Posso ser sincera contigo? Aliás, meu pedido é mais profundo: posso ser sincera comigo? Se me permite, arrisco dizer que eu meio gosto de você, do jeito que você se dirige a mim, do jeito que você segura a minha mão, de como fala comigo, e de como parece ter cuidado com o que me diz respeito. E, sim, eu aceito totalmente a possibilidade de que tudo isso é fruto de conclusões turvas de uma série de sensações mal-interpretadas. Mas eu tenho aprendido que o instinto é uma arma poderosa, se utilizado adequadamente. E meu instinto me diz coisas que minha razão não quer aceitar, simplesmente como forma de me manter em um perímetro seguro, sem me expor. Porque eu sei que não posso me apegar a nada disso pra depois estar errada. É uma simples relação custo-benefício.
Eu, dentro das minhas relações, de todas elas, procuro dar ao outro a liberdade de oferecer o que quer, de ser o que quer. E, em contrapartida, dou-me o direito de me retirar de qualquer relação que me faça mal, ou em que o que se oferece é pouco, ilegítimo ou superficial.
E essa é a primeira razão pela qual eu escolho partir: tudo isso me parece arriscado, impensado, cheio de armadilhas. Eu me vejo exposta, com o peito aberto e sem retaguarda, porque em algum ponto do caminho eu pus de lado a minha armadura e desempunhei a minha arma. É que eu achei que você tinha ido embora sem intenção de voltar, e que elas não seriam mais necessárias. Mas aí você voltou e eu me vi pisando em ovos, com medo de usar as palavras erradas, com medo de me colocar de maneira errada, com medo de confundir os sinais... com medo de que você fosse tão louco que estivesse jogando fora das regras do jogo. É que depois de tudo o que houve, você não deveria olhar pra trás sem pensar duas vezes. E você me disse que o fez, que pensou duas vezes. Mas você não percebe que eu procuro mais do que isso? Que eu procuro mais do que alguém que está comigo pensando em outro alguém? Você me diz que não está, o meu instinto diz que não está, mas os fatos falam contra nós.

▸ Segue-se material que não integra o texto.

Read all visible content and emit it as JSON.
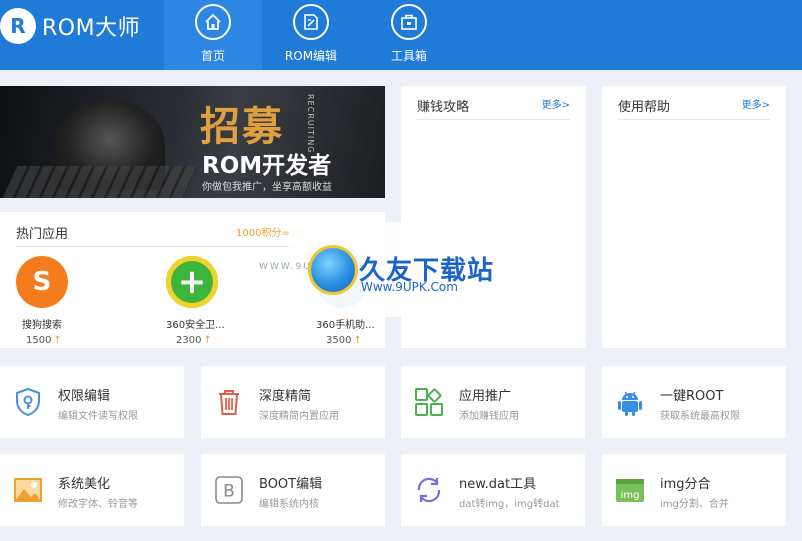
{
  "app": {
    "logo_letter": "R",
    "logo_text": "ROM大师"
  },
  "nav": [
    {
      "label": "首页",
      "icon": "home-icon"
    },
    {
      "label": "ROM编辑",
      "icon": "rom-edit-icon"
    },
    {
      "label": "工具箱",
      "icon": "toolbox-icon"
    }
  ],
  "banner": {
    "title": "招募",
    "subtitle": "ROM开发者",
    "tagline": "你做包我推广，坐享高额收益",
    "vertical": "RECRUITING"
  },
  "hot": {
    "title": "热门应用",
    "note": "1000积分=1元",
    "apps": [
      {
        "name": "搜狗搜索",
        "score": "1500",
        "arrow": "↑",
        "icon": "sogou-icon",
        "color": "#f57c1c",
        "glyph": "S"
      },
      {
        "name": "360安全卫...",
        "score": "2300",
        "arrow": "↑",
        "icon": "360-security-icon",
        "color": "#3bb53b",
        "glyph": "+"
      },
      {
        "name": "360手机助...",
        "score": "3500",
        "arrow": "↑",
        "icon": "360-assistant-icon",
        "color": "#2d8fe0",
        "glyph": ""
      }
    ]
  },
  "earn": {
    "title": "赚钱攻略",
    "more": "更多>"
  },
  "help": {
    "title": "使用帮助",
    "more": "更多>"
  },
  "tools": [
    {
      "name": "权限编辑",
      "desc": "编辑文件读写权限",
      "icon": "shield-key-icon",
      "color": "#4a90d9"
    },
    {
      "name": "深度精简",
      "desc": "深度精简内置应用",
      "icon": "trash-icon",
      "color": "#e0604a"
    },
    {
      "name": "应用推广",
      "desc": "添加赚钱应用",
      "icon": "apps-grid-icon",
      "color": "#4caf50"
    },
    {
      "name": "一键ROOT",
      "desc": "获取系统最高权限",
      "icon": "android-icon",
      "color": "#3a8ee6"
    },
    {
      "name": "系统美化",
      "desc": "修改字体、铃音等",
      "icon": "image-icon",
      "color": "#f0a030"
    },
    {
      "name": "BOOT编辑",
      "desc": "编辑系统内核",
      "icon": "boot-b-icon",
      "color": "#888888"
    },
    {
      "name": "new.dat工具",
      "desc": "dat转img，img转dat",
      "icon": "convert-icon",
      "color": "#7a6fd8"
    },
    {
      "name": "img分合",
      "desc": "img分割、合并",
      "icon": "img-split-icon",
      "color": "#6ab04c"
    }
  ],
  "watermark": {
    "brand": "久友下载站",
    "url": "Www.9UPK.Com",
    "left": "WWW.9UPK.COM"
  }
}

As minhas sensações me maltratam quando eu te vejo todas as horas do dia tentando se manter por perto. A minha percepção me subjuga quando você escolhe passar comigo a noite do seu sábado. O meu instinto me debulha quando você se mostra vulnerável comigo. Será que mesmo eu racionalmente jurando pra mim mesma que essas percepções são insidiosas, seria capaz de inventar tudo isso, repetidas vezes, diariamente? Será que eu sou assim tão insensata?
Talvez eu seja, sim, porque eu já perdi de vista aquela linha divisória que nos mostra em que ponto estamos. E eu não estou pronta pra arriscar.

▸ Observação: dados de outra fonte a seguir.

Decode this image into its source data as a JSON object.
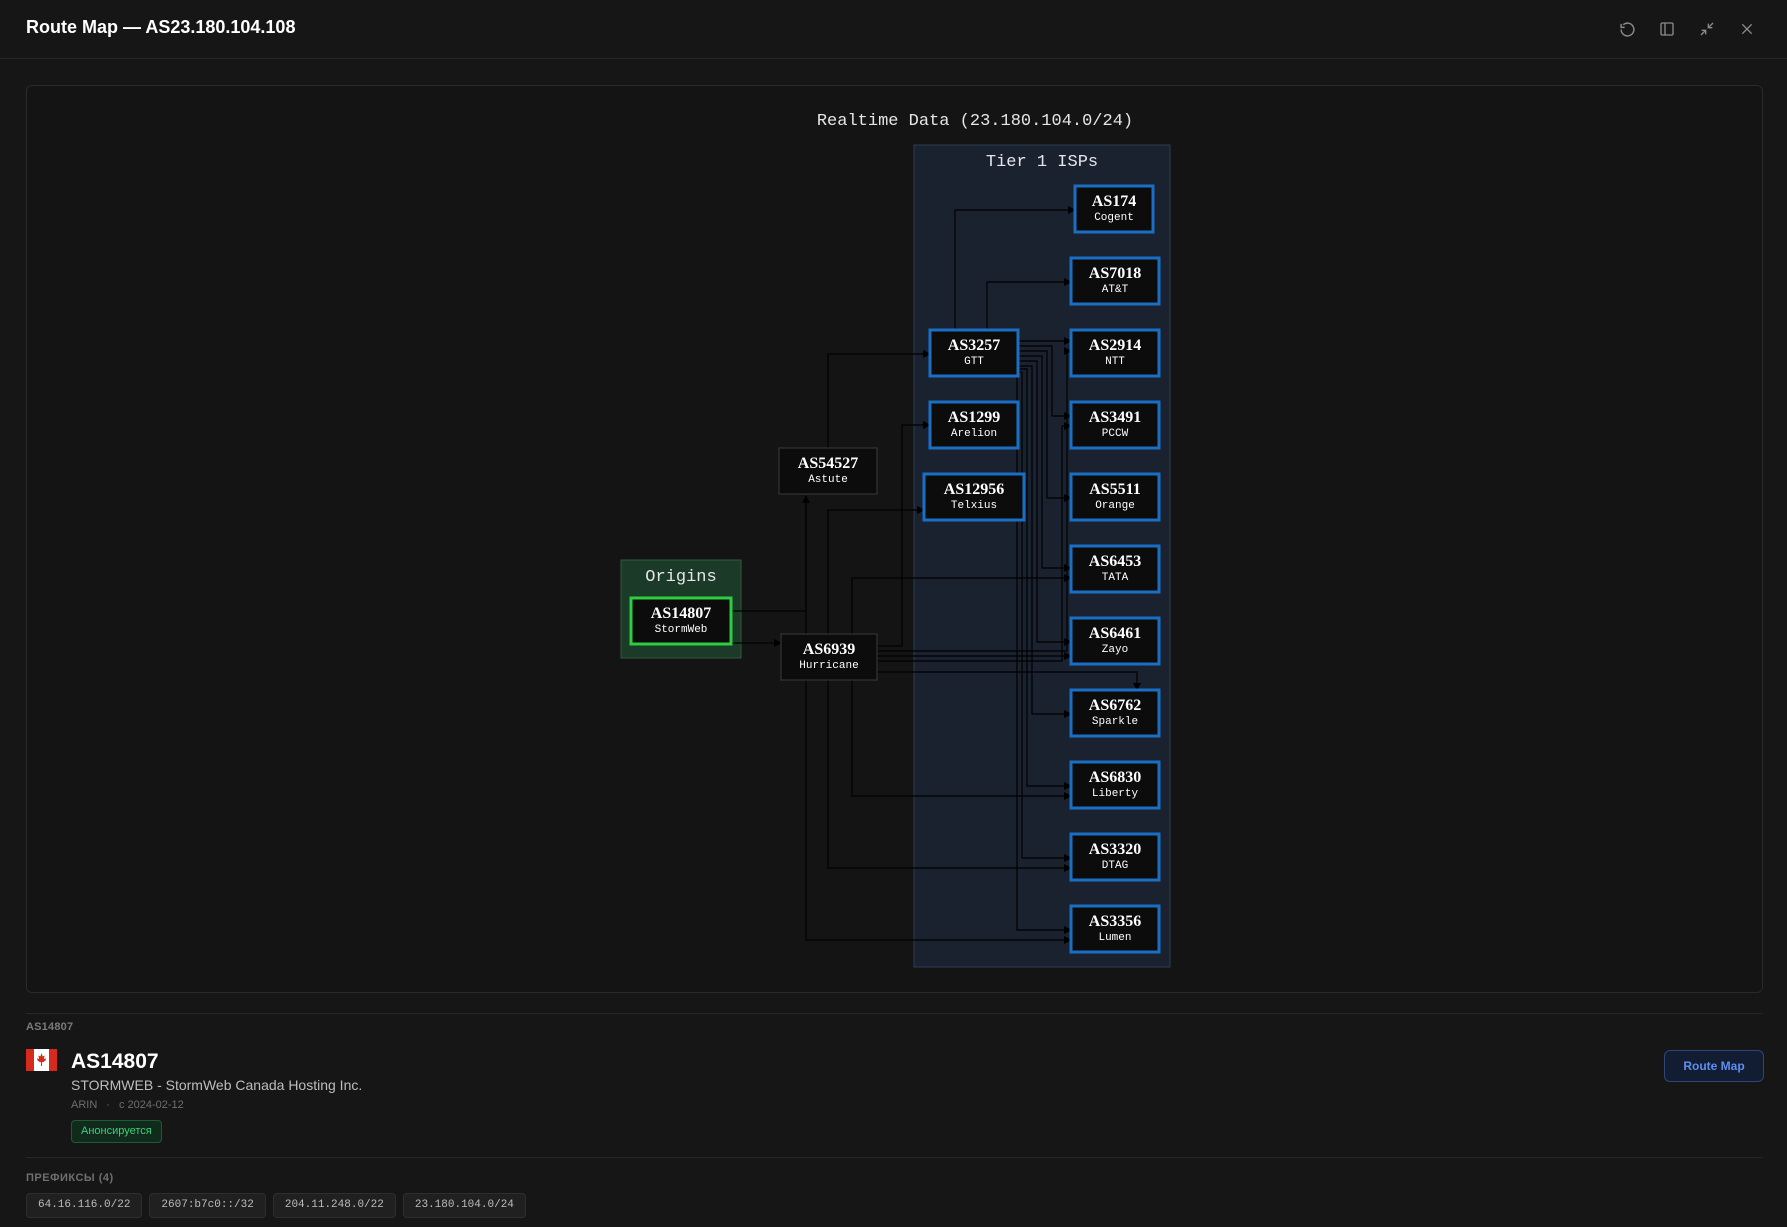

E você e mais meio mundo podem vir me dizer que tudo isso é um medo juvenil de se expor e de sofrer, mas você e eu sabemos que a história não acaba por aí.
E o que vem depois é tão lamentável, tão destrutivo, que pesa meu ânimo, satura minha mente, densifica todas as minhas sensações e torna tudo isso pesado, carregado, obscuro.
E algo que era pra ser leve, pueril, insensato de uma forma quase ingênua, se torna inaceitável, e isso encerra mentalmente todas as minhas questões. Porque eu não vou pedir por favor, não vou te pegar pela mão e tentar te arrastar por um caminho que só você pode fazer, não vou pedir nada por mim.
Então, por favor, entenda. Entenda que eu quero seu bem, mas que seus lábios nos meus ombros não são mais uma opção segura. Entenda que eu não guardo nenhuma mágoa, mas que suas mãos segurando as minhas são uma cilada. Entenda que eu espero muito mais de você, mas que eu não vou estar do seu lado aguardando você perceber que você pode ser mais do que isso.
Entenda que tudo isso é pesado demais pra mim, e que eu preciso de alívio.